Dr. Shira Abeles and Dr. Francesca Torriani spoke with ABC News and said they found the results heartening.
“This study confirms that the vaccines are highly effective at preventing COVID-19,” both said. “It also serves as a reminder that vaccines are not 100% effective and there are ‘breakthrough’ cases.”
The two also noted that this study looked into those working the front line, who are at higher risk of COVID exposure — on top of being from a state with a high number of new cases.
“The vaccines showed strong efficacy during a surge of cases in Southern California, which is great news for all of us,” both doctors, who work at UC San Diego Health, added.
Of the 36,659 workers vaccinated, 379 tested positive after receiving their first injection. That number significantly fell among those who received both rounds — to 37 people testing positive.
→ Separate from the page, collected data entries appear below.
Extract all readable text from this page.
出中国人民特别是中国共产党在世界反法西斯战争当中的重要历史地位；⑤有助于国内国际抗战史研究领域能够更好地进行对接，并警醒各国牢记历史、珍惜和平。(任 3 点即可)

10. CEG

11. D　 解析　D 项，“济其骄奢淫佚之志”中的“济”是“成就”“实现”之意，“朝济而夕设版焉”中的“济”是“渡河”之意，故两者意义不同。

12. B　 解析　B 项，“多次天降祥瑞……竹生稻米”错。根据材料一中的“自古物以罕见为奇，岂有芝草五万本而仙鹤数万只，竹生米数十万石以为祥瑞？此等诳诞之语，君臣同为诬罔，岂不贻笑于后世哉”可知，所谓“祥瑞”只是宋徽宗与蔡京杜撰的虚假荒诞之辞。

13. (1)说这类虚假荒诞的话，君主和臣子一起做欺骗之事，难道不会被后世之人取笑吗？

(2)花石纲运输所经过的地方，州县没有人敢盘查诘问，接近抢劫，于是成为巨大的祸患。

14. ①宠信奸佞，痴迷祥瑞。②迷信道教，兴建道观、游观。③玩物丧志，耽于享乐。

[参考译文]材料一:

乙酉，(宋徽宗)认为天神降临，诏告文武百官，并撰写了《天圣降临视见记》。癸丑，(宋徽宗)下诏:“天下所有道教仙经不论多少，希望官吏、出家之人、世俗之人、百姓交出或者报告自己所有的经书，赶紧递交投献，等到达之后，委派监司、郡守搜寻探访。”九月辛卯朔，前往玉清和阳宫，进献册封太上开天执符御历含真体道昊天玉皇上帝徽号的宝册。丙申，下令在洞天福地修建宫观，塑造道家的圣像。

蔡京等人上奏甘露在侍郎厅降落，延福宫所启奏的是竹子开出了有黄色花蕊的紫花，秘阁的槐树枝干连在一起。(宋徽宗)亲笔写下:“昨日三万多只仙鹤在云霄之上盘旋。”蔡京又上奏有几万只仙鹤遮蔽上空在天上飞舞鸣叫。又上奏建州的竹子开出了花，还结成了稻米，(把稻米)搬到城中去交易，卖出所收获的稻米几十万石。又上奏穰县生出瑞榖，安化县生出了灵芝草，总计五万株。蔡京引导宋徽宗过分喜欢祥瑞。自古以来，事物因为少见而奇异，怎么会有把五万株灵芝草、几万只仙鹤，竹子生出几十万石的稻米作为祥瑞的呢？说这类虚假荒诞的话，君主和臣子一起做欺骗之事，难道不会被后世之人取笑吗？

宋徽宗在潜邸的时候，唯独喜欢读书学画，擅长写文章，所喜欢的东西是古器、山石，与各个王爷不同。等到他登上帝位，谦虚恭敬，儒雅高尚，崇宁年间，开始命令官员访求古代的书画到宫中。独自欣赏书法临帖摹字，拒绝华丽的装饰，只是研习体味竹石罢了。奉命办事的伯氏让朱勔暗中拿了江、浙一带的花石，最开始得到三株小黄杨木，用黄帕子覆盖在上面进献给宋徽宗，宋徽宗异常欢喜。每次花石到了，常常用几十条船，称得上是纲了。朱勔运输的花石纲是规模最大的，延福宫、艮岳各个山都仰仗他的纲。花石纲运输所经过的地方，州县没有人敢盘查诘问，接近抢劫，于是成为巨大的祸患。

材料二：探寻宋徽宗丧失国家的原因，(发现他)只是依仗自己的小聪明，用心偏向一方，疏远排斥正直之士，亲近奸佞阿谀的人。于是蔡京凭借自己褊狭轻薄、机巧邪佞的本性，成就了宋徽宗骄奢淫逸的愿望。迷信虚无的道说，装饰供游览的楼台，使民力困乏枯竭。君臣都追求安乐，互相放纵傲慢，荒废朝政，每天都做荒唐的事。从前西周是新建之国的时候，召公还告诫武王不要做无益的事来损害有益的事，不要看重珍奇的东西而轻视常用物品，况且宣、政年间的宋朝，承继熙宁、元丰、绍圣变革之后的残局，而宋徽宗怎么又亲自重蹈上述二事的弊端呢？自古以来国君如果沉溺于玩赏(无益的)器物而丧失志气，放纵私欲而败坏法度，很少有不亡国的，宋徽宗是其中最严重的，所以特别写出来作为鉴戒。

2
Among the small number of people who contracted COVID-19, none were hospitalized nor died. Meanwhile, the symptoms they had — if any — were milder than those who are still unvaccinated.
“We do hope this helps boost confidence in the vaccine,” said Abeles and Torriani.
The study lasted from December 16, 2020 until February 9.
The research was published in a letter to the New England Journal of Medicine on Tuesday.
COVID-19 has infected more than 30 million Americans, killing over 545,000, reports Johns Hopkins University.